Benar-benar dahsyat!!! Betapa membaranya api Perjuangan Rakyat Semesta (Permesta) demi menegakkan keadilan dan kesejahteraan rakyat secara merata melalui otonomi (salah satu inti tuntutan yang akhirnya terealisasi pasca Orde Baru, Red).
Permesta yang melegenda
Enam puluh satu tahun telah berlalu. Kendati besok kita harus menyambutnya dengan optimisme tinggi, dengan tetap dilandasi spirit menggebu, namun penting juga tuk bernapak-tilas, menengok dari kisi-kisi sempit ihwal aneka kisah menarik di balik peristiwa Permesta yang melegenda itu.
Satu di antara banyak kisah klasik itu, ialah serunya cinta di tengah pergolakan.
Mari simak lebih lanjut tulisan Yudith Rondonuwu yang ditayang ‘TribunManado.co.id’, berikut ini:
“Sekali Dua Maret, Tetap Dua Maret.” Semboyan ini bagian tak terlupakan dari Peristiwa Piagam Perjuangan Semesta (Permesta) yang diproklamasikan sekira 55 tahun silam. Betapa menggebunya darah panas para pemuda Minahasa dan sekitarnya saat mendengarkan teks proklamasi ini dibaca Panglima TT-VII/Wirabuana Letkol HN Ventje Sumual (alm) pada 2 Maret 1957.
SEMBOYAN tersebut menurut Letkol Saleh Lahede, dan singkatan Permesta untuk diciptakan dan dipopulerkan oleh G Kairupan, seorang pejabat Kantor Penerangan Kota Makassar. Kedua semboyan itu senantiasa terdengar melalui RRI Makassar, Manado, dan Ambon. Itulah catatan sejarah dari upaya tokoh masyarakat Sulut untuk mendapatkan keadilan dari pemerintah pusat yang saat ini dibawah pimpinan Presiden Soekarno.
Sejarah Permesta saat ini ada berbagai versi yang bisa kita temukan dalam bentuk buku ataupun ‘catatan internet.’ Namun ternyata ada berbagai kisah unik dibalik peristiwa ini termasuk kisah cinta sejumlah tentara Permesta.
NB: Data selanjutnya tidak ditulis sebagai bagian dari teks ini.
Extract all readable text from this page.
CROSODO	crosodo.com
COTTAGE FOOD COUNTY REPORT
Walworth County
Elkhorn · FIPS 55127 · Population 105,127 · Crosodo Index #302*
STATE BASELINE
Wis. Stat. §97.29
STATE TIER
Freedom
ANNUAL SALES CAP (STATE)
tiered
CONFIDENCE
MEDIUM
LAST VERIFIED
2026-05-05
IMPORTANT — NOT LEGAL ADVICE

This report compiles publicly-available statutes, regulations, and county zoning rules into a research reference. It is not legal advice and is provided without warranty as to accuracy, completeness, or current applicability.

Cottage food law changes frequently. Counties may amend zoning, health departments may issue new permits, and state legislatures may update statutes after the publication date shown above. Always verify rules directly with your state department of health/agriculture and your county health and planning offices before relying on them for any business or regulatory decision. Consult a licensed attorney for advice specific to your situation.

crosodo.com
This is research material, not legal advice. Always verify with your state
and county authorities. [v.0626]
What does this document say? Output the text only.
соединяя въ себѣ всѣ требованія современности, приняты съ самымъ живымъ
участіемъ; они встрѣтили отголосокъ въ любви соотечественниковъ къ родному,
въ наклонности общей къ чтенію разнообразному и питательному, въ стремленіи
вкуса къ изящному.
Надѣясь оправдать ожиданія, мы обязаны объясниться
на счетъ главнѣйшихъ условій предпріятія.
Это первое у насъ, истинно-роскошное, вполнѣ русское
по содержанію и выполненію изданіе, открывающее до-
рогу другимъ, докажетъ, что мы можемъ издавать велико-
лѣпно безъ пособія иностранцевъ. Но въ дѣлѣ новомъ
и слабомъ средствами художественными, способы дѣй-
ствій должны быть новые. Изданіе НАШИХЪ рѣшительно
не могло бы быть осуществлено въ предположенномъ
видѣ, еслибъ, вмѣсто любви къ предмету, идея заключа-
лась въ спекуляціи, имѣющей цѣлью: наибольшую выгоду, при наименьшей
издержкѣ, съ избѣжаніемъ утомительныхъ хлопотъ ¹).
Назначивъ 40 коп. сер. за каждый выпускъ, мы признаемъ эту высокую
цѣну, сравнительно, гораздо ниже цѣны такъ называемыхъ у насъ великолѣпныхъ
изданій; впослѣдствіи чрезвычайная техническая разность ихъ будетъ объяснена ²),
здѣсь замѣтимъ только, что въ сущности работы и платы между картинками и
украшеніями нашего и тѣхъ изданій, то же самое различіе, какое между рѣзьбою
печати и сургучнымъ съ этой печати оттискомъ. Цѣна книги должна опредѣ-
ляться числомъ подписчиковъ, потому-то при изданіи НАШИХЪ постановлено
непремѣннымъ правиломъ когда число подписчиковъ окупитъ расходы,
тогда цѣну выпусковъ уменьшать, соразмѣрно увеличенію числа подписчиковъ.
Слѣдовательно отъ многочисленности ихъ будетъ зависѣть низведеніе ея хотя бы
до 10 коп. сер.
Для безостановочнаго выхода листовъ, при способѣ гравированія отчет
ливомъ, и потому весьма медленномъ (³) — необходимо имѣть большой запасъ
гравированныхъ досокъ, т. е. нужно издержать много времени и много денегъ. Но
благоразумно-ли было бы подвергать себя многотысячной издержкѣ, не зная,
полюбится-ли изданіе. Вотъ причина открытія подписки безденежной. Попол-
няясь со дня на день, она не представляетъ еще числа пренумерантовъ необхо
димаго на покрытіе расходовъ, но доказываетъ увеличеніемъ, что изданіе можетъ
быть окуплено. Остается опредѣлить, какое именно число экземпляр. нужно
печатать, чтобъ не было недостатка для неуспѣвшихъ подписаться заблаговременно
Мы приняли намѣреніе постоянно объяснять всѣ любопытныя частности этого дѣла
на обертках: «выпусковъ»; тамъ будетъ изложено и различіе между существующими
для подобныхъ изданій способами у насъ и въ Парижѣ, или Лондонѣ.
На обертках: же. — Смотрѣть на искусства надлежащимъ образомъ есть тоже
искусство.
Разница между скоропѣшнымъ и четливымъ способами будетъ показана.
Kapten Lengkong Worang (85); misalnya, yang takkan pernah bisa melupakan betapa kaget panit dan kegetnyanya Ia saat pemboman radio RRI di Banjer.
“Saya memutuskan bergabung dengan Permesta karena ingin daerah kita (Sulut) lebih maju dengan pesat. Dalam perjuangan ini saya tahu ada banyak hal yang menjadi resiko termasuk nyawa saya sekeluarga yang teramat ketakutan saat pemboman di Radio RRI Banjer,” ungkap Opa Lengkong Worang kepada Tribun Manado beberapa waktu lalu.
Saat pemboman di pusat pemancar Radio Republik Indonesia (RRI) di Tikala dan di Perumahan Perwira di Sario itu banyak hal yang terjadi. “Saya akhirnya harus memindahkan isteri dan anak saya ke tempat aman karena pusat Kota Manado sudah diserang secara tiba-tiba dengan bom dari pesawat. Bukan hanya saya, semua warga di Manado kocar-kacir waktu itu,” ujar suami tersayang dari Corrie Amy Rumondor ini.
Kapten Lengkong Worang bersyukur karena isteri dan anaknya bisa menerima kondisi keluarganya saat itu. Apalagi saat perjuangan permesta harus dilanjutkan dengan bergerilya. “Jujur saja waktu untuk bertemua isteri dan anak hampir-hampir tidak ada karena gejolak saat itu mengharuskan semua tentara Permesta standby dan harus siap bertempur walaupun kalah jumlah,” kata ungkap adik dari mantan Gubernur Sulut HV Worang ini.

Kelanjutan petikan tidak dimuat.